All that aside, we had a blast at Bratfest, as my little grandson picked me out of the crowd of thousands and ran over to hug me around the knees, followed by his mother and My Youngest! A delightful surprise. The highlight for the grandson, age six, was a visit with a perfectly splendid working Police Dog and his partner, a very tall local officer (who, as it turned out, knew My Youngest very well from the days when he hung out at a local teen spot...I didn't ask). I liked seeing the Weinermobile again but didn't enter the Singing Contest.

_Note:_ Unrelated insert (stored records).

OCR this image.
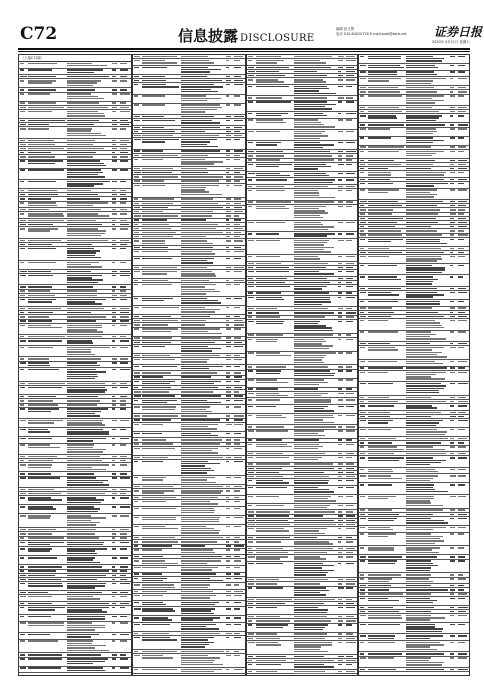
C72	信息披露 DISCLOSURE
编辑 彭文慧
电话 010-84020716 E-mail:zqrb@zqrb.net 证券日报
2020年 4月11日 星期六
（上接C71版）
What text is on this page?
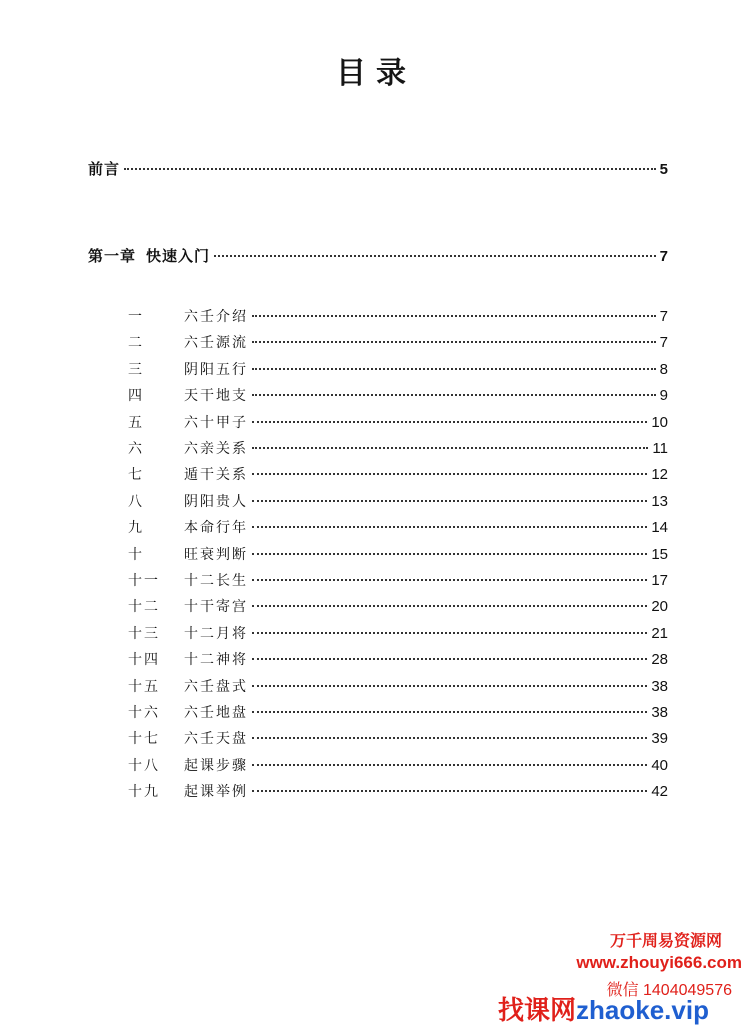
目录
前言	5
第一章 快速入门	7
一	六壬介绍	7
二	六壬源流	7
三	阴阳五行	8
四	天干地支	9
五	六十甲子	10
六	六亲关系	11
七	遁干关系	12
八	阴阳贵人	13
九	本命行年	14
十	旺衰判断	15
十一	十二长生	17
十二	十干寄宫	20
十三	十二月将	21
十四	十二神将	28
十五	六壬盘式	38
十六	六壬地盘	38
十七	六壬天盘	39
十八	起课步骤	40
十九	起课举例	42
万千周易资源网
www.zhouyi666.com
微信 1404049576
找课网zhaoke.vip
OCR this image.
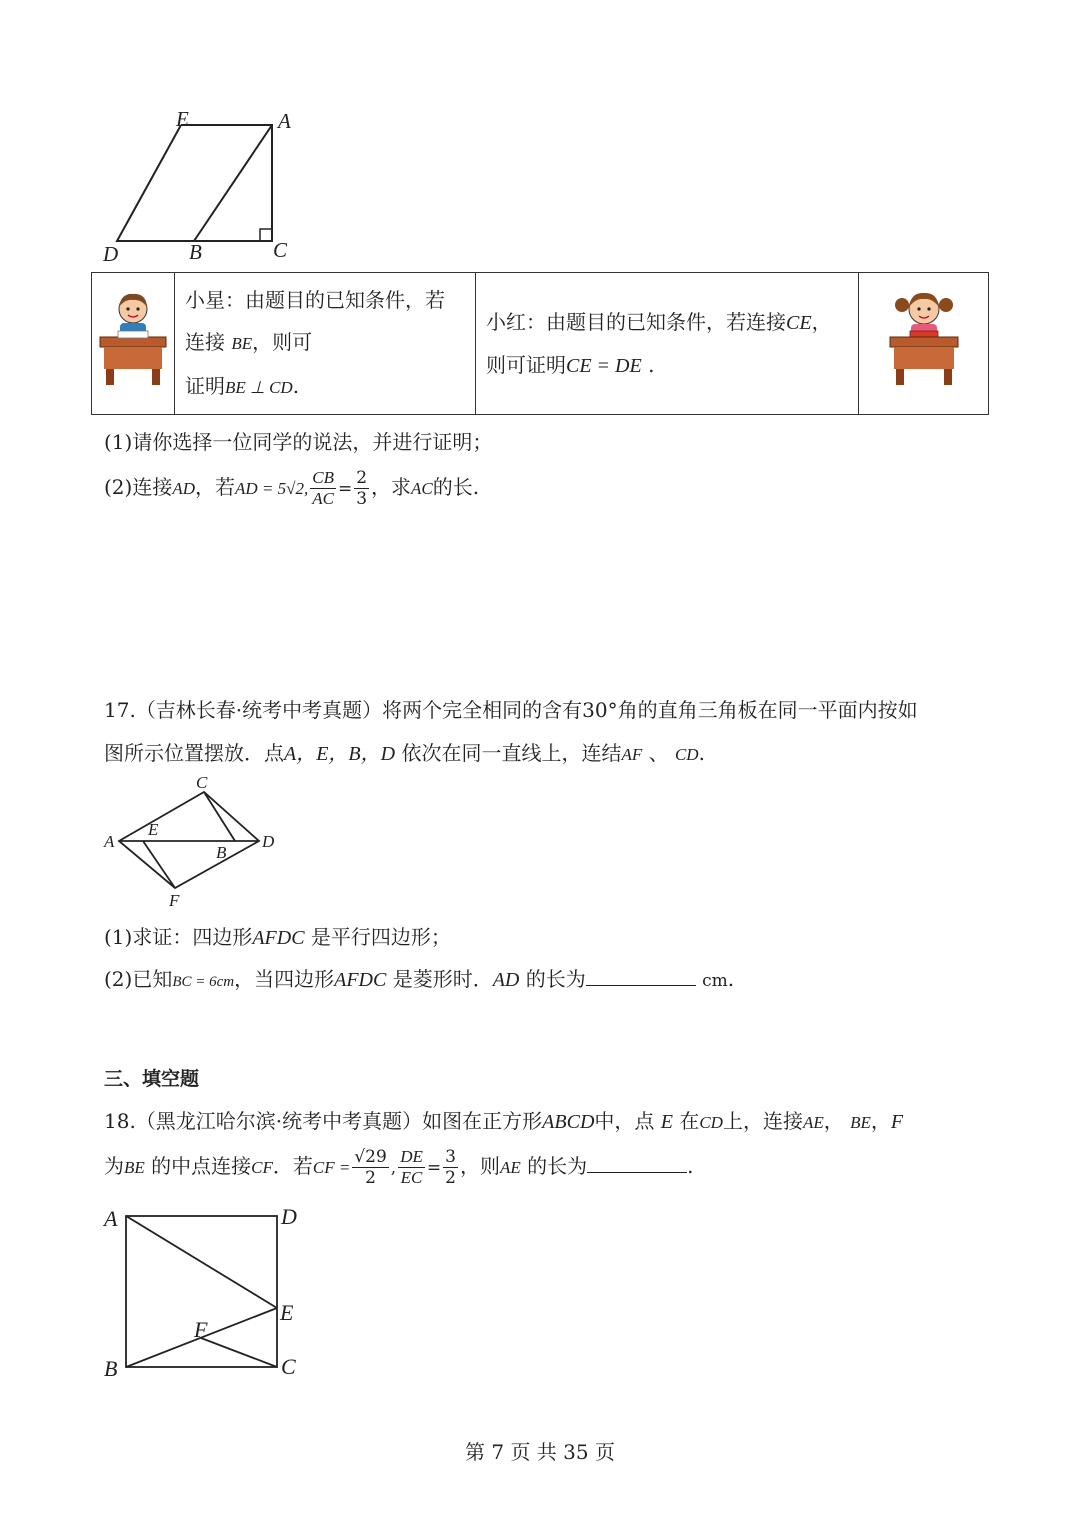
E	A
D	B	C

小星：由题目的已知条件，若
连接 BE，则可
证明BE ⊥ CD.

小红：由题目的已知条件，若连接CE，
则可证明CE = DE .

(1)请你选择一位同学的说法，并进行证明；
(2)连接AD，若AD = 5√2, $\frac{CB}{AC} = \frac{2}{3}$ ，求AC的长.
17.（吉林长春·统考中考真题）将两个完全相同的含有30°角的直角三角板在同一平面内按如
图所示位置摆放．点A，E，B，D 依次在同一直线上，连结AF 、 CD.
C
A
E
B
D
F
(1)求证：四边形AFDC 是平行四边形；
(2)已知BC = 6cm，当四边形AFDC 是菱形时．AD 的长为	cm.
三、填空题
18.（黑龙江哈尔滨·统考中考真题）如图在正方形ABCD中，点 E 在CD上，连接AE， BE，F
为BE 的中点连接CF．若CF = $\frac{√29}{2}$ , $\frac{DE}{EC} = \frac{3}{2}$ ，则AE 的长为	.
A	D
E
F
B	C
第 7 页 共 35 页
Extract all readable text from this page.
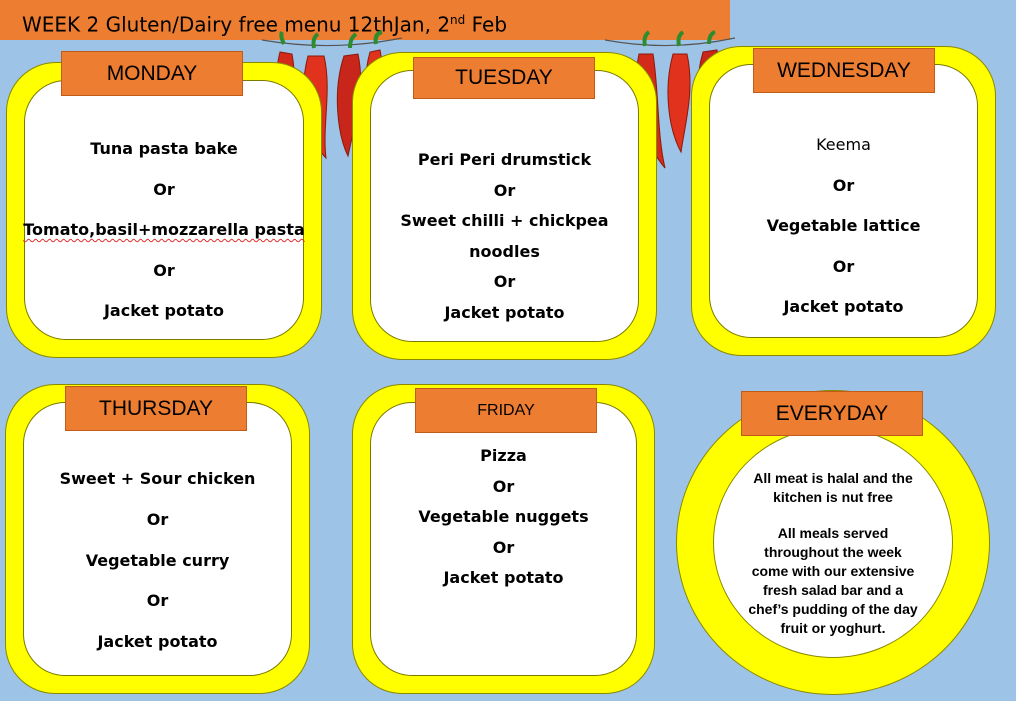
WEEK 2 Gluten/Dairy free menu 12thJan, 2nd Feb
Tuna pasta bake
Or
Tomato,basil+mozzarella pasta
Or
Jacket potato
MONDAY
Peri Peri drumstick
Or
Sweet chilli + chickpea
noodles
Or
Jacket potato
TUESDAY
Keema
Or
Vegetable lattice
Or
Jacket potato
WEDNESDAY
Sweet + Sour chicken
Or
Vegetable curry
Or
Jacket potato
THURSDAY
Pizza
Or
Vegetable nuggets
Or
Jacket potato
FRIDAY	EVERYDAY
All meat is halal and the kitchen is nut free
All meals served throughout the week come with our extensive fresh salad bar and a chef’s pudding of the day fruit or yoghurt.
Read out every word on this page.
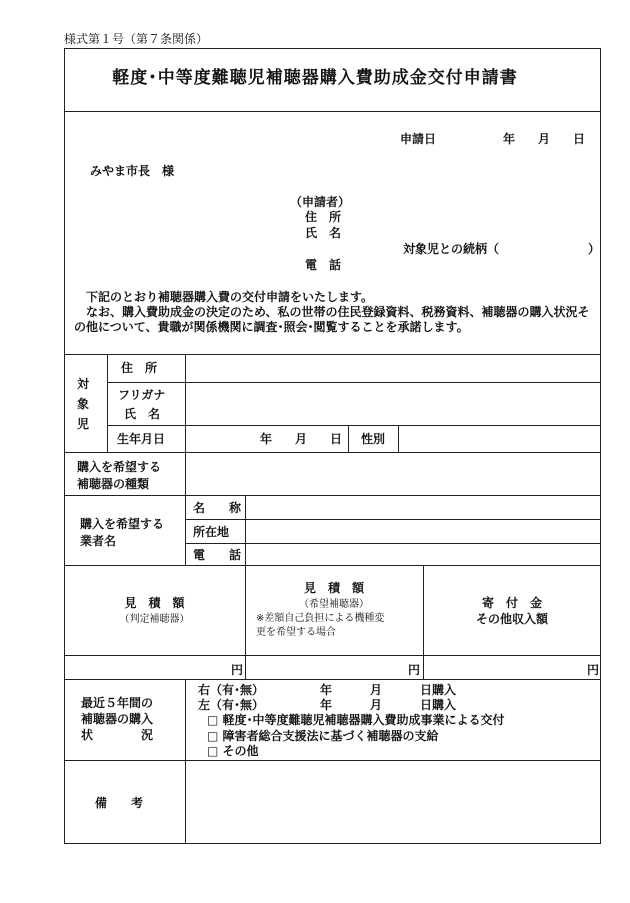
様式第１号（第７条関係）
軽度･中等度難聴児補聴器購入費助成金交付申請書
申請日	年 月 日
みやま市長　様
（申請者）
住　所
氏　名
対象児との続柄（	）
電　話
下記のとおり補聴器購入費の交付申請をいたします。
なお、購入費助成金の決定のため、私の世帯の住民登録資料、税務資料、補聴器の購入状況その他について、貴職が関係機関に調査･照会･閲覧することを承諾します。
対
象
児
住　所
フリガナ
氏　名
生年月日	年 月 日 性別
購入を希望する
補聴器の種類
購入を希望する
業者名
名　　称
所在地
電　　話
見　積　額
（判定補聴器）
見　積　額
（希望補聴器）
※差額自己負担による機種変
更を希望する場合
寄　付　金
その他収入額
円	円	円
最近５年間の
補聴器の購入
状　　　　況
右（有･無）	年	月	日購入
左（有･無）	年	月	日購入
□ 軽度･中等度難聴児補聴器購入費助成事業による交付
□ 障害者総合支援法に基づく補聴器の支給
□ その他
備　　考
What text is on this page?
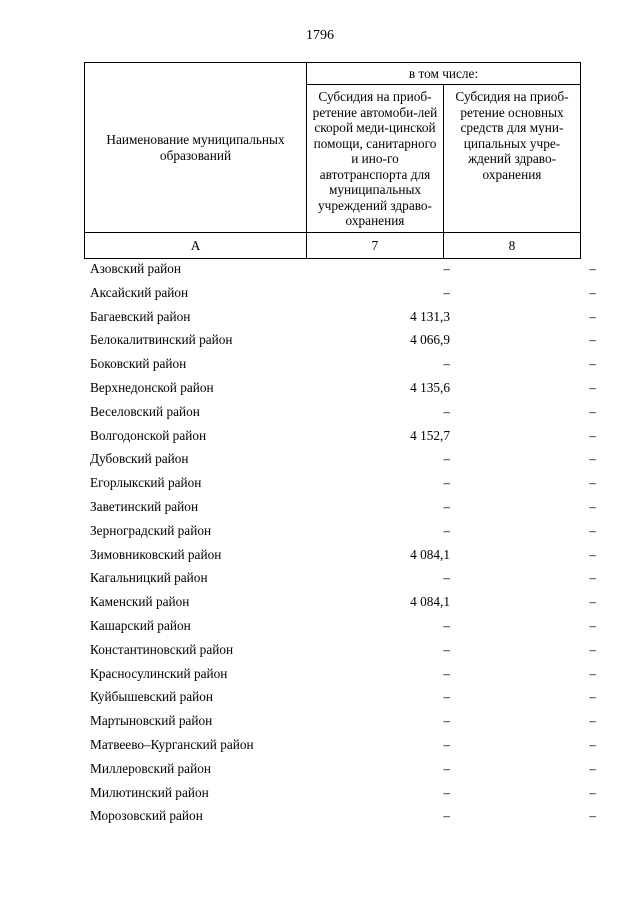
1796
Наименование муниципальных образований	в том числе:	
	Субсидия на приоб-ретение автомоби-лей скорой меди-цинской помощи, санитарного и ино-го автотранспорта для муниципальных учреждений здраво-охранения	Субсидия на приоб-ретение основных средств для муни-ципальных учре-ждений здраво-охранения
А	7	8
Азовский район	–	–
Аксайский район	–	–
Багаевский район	4 131,3	–
Белокалитвинский район	4 066,9	–
Боковский район	–	–
Верхнедонской район	4 135,6	–
Веселовский район	–	–
Волгодонской район	4 152,7	–
Дубовский район	–	–
Егорлыкский район	–	–
Заветинский район	–	–
Зерноградский район	–	–
Зимовниковский район	4 084,1	–
Кагальницкий район	–	–
Каменский район	4 084,1	–
Кашарский район	–	–
Константиновский район	–	–
Красносулинский район	–	–
Куйбышевский район	–	–
Мартыновский район	–	–
Матвеево–Курганский район	–	–
Миллеровский район	–	–
Милютинский район	–	–
Морозовский район	–	–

Had a typical day Museum day today, herding hoppities of fourth graders around - and enjoying the scrumptious high you get from successful theatrical performances. They pay me to do this. As I rest at home this evening I'm slightly aware of the aforementioned "winds", but oh, it was worth it, every juicy morsel. Ah - and I found two skeins of Noro Kureyon (!) and have begun an Old Shale scarf pattern I got off the 'net. I'll try pictures when I get it down. (NO idea where I got that yarn!?!)
Thought for the Day: In 500 years, when archaelogists dig up CDs, what are they going to think they are? (Responses accepted with relish. Not sauerkraut.)